2年ぶりのリーグ優勝を遂げた阪神タイガース。言わずと知れた名門球団は、これまで数々の監督が指揮をとってきた。一般的に、焦点を当てられがちなのはリーグ優勝や日本一を遂げた名監督たちだが、低迷期の“迷監督”たちも見逃せない。
中でも2リーグ制に移行してから球団初の最下位に沈んだシーズンの監督は、コーチ陣を麻雀仲間で固めてしまうという破天荒な人物だった。球界のご意見番、江本孟紀氏の新著『ベンチには年寄りを入れなさい』(ワニブックス)から一部抜粋し、お届けする。(全3回の1回目/続きを読む)
◆◆◆
野村さんの下で4年やったあと、大型トレードで阪神タイガースに移籍した。監督は2年目となる吉田義男さんだった。1976年のシーズンに向けてのことだった。

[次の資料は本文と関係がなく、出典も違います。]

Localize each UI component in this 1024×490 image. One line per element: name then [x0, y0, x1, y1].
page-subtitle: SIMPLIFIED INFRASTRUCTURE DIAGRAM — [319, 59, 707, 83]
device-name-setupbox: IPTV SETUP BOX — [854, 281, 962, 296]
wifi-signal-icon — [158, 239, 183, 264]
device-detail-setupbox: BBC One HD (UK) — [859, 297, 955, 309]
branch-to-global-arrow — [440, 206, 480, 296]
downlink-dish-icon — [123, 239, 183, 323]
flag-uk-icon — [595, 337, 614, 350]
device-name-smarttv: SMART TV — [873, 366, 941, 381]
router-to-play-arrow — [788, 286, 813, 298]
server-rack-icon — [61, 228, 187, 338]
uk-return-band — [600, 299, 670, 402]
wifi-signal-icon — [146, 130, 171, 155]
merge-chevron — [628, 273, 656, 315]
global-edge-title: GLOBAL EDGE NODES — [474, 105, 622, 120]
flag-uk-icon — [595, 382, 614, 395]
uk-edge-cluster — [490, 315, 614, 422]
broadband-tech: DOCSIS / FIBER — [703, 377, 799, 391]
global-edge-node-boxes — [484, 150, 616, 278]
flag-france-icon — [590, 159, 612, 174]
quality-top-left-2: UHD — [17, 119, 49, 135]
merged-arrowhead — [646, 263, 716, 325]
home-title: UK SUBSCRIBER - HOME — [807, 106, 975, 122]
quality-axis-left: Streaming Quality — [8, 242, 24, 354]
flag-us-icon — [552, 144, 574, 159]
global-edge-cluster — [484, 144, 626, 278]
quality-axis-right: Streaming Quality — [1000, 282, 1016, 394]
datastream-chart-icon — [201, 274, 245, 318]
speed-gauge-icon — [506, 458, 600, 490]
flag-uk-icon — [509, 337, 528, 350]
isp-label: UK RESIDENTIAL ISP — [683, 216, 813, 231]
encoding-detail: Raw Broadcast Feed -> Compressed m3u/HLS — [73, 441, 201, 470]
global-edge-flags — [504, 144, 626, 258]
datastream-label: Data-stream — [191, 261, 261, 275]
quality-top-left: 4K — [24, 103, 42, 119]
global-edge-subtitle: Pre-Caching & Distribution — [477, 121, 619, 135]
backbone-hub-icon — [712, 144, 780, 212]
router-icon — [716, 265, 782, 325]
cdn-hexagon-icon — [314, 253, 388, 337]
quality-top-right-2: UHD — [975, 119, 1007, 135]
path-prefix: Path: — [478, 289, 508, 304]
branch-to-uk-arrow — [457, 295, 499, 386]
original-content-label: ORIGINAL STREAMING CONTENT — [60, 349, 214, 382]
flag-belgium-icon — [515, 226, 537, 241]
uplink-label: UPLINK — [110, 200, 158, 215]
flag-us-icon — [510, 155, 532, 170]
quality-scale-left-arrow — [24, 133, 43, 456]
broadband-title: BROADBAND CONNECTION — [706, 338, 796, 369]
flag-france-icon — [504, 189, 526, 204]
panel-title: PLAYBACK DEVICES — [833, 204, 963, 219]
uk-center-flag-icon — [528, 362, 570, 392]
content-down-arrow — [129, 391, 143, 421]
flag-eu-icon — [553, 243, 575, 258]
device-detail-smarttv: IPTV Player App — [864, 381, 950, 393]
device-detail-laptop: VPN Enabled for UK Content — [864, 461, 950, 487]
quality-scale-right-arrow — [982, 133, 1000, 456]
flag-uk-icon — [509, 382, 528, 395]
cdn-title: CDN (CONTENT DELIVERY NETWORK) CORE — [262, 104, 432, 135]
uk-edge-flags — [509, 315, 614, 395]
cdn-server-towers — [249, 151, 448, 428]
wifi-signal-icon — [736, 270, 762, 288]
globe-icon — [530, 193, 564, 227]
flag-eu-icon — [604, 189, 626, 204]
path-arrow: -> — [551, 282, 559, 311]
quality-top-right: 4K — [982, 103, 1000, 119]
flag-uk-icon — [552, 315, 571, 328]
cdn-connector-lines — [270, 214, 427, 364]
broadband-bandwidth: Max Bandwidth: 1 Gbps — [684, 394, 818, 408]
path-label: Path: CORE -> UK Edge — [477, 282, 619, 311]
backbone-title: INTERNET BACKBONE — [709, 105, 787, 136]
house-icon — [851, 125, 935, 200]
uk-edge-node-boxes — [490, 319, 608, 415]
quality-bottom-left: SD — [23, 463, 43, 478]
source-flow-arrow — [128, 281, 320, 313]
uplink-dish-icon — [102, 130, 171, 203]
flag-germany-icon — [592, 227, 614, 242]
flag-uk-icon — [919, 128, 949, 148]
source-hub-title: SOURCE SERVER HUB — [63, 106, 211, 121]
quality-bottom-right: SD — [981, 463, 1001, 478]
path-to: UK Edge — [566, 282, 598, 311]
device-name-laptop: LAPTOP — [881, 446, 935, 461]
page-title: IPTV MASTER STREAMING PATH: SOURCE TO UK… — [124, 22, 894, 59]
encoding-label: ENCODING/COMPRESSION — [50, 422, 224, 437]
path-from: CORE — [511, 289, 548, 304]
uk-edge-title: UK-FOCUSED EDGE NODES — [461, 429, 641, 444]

吉田さんはまた新たな類型の監督、先に少し触れた「天才」だった。考えようによっては、これが一番厄介かもしれない。意味するところは、まさに天賦の才だけで何をやっても「ある程度」なんとかなってしまう――といったところ。野球界には、そういう独特な種類の人がいる。天才といっても、インテリジェンスが恐ろしく高い……という意味ではない。
南海のシンキング・ベースボールを何年もやってから、吉田阪神に来てみると、むしろすべてのインテリジェンスを拒絶しているかのように感じた。南海ではすべてのプレーに情報分析を加えていたが、阪神にはなんにもなかった。誇張ではなく、本当になんにもなかったのだ。